5 Transforming I/O Requests to Hardware Operations¶
The typical life cycle of a blocking read request is depicted in figure below, which suggests that an I/O operation requires a great many steps that together consume a tremendous number of CPU cycles.
- A process issues a blocking
read()
system call to a file descriptor of a file that has been opened previously. - The system-call code in the kernel checks the parameters for correctness. In the case of input, if the data are already available in the buffer cache, the data are returned to the process, and the I/O request is completed.

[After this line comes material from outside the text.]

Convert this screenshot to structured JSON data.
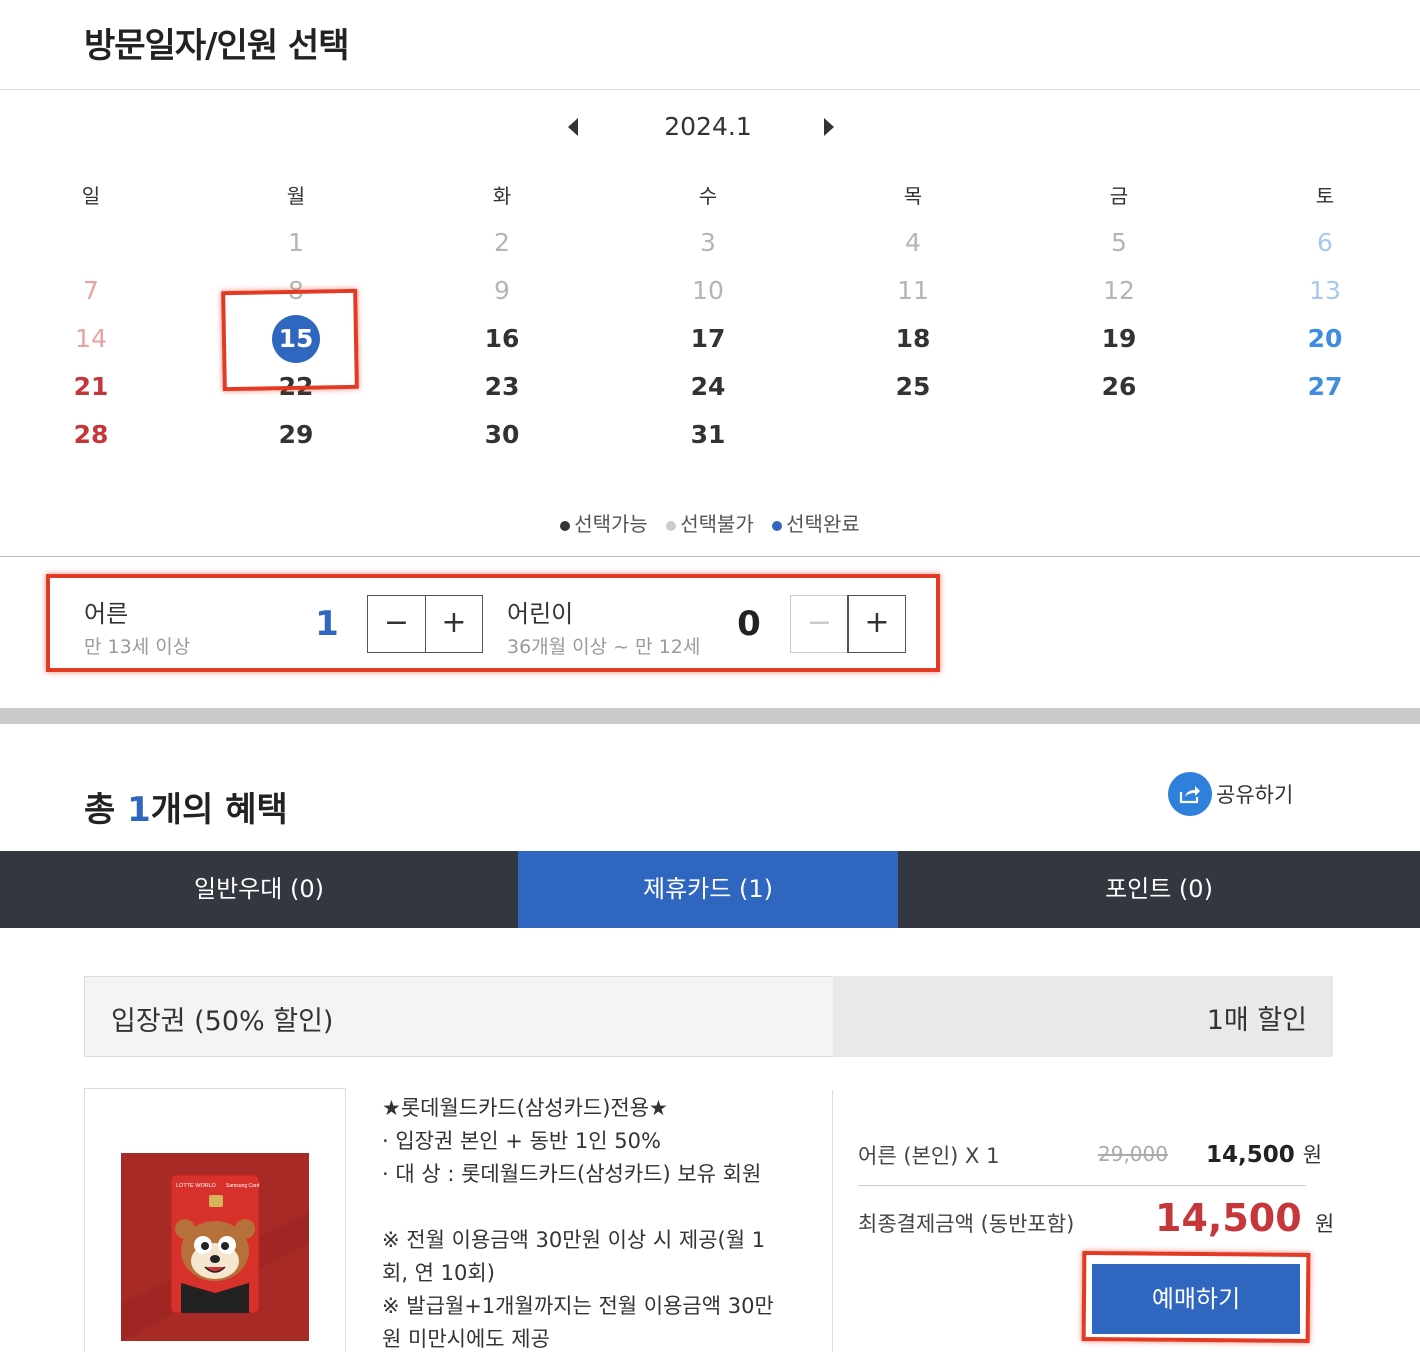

- Otherwise, a physical I/O must be performed. The process is removed from the run queue and is placed on the wait queue for the device, and the I/O request is scheduled. Eventually, the I/O subsystem sends the request to the device driver. Depending on the operating system, the request is sent via a subroutine call or an in-kernel message.
- The device driver allocates kernel buffer space to receive the data and schedules the I/O. Eventually, the driver sends commands to the device controller by writing into the device-control registers.
- The device controller operates the device hardware to perform the data transfer.
- The driver may poll for status and data, or it may have set up a DMA transfer into kernel memory. We assume that the transfer is managed by a DMA controller, which generates an interrupt when the transfer completes.
- The correct interrupt handler receives the interrupt via the interrupt-vector table, stores any necessary data, signals the device driver, and returns from the interrupt.
- The device driver receives the signal, determines which I/O request has completed, determines the request’s status, and signals the kernel I/O subsystem that the request has been completed.
- The kernel transfers data or return codes to the address space of the requesting process and moves the process from the wait queue back to the ready queue.
- Moving the process to the ready queue unblocks the process. When the scheduler assigns the process to the CPU, the process resumes execution at the completion of the system call.
6 Streams¶
A stream is a full-duplex connection between a device driver and a user-level process. It consists of a stream head that interfaces with the user process, a driver end that controls the device, and zero or more stream modules between the stream head and the driver end.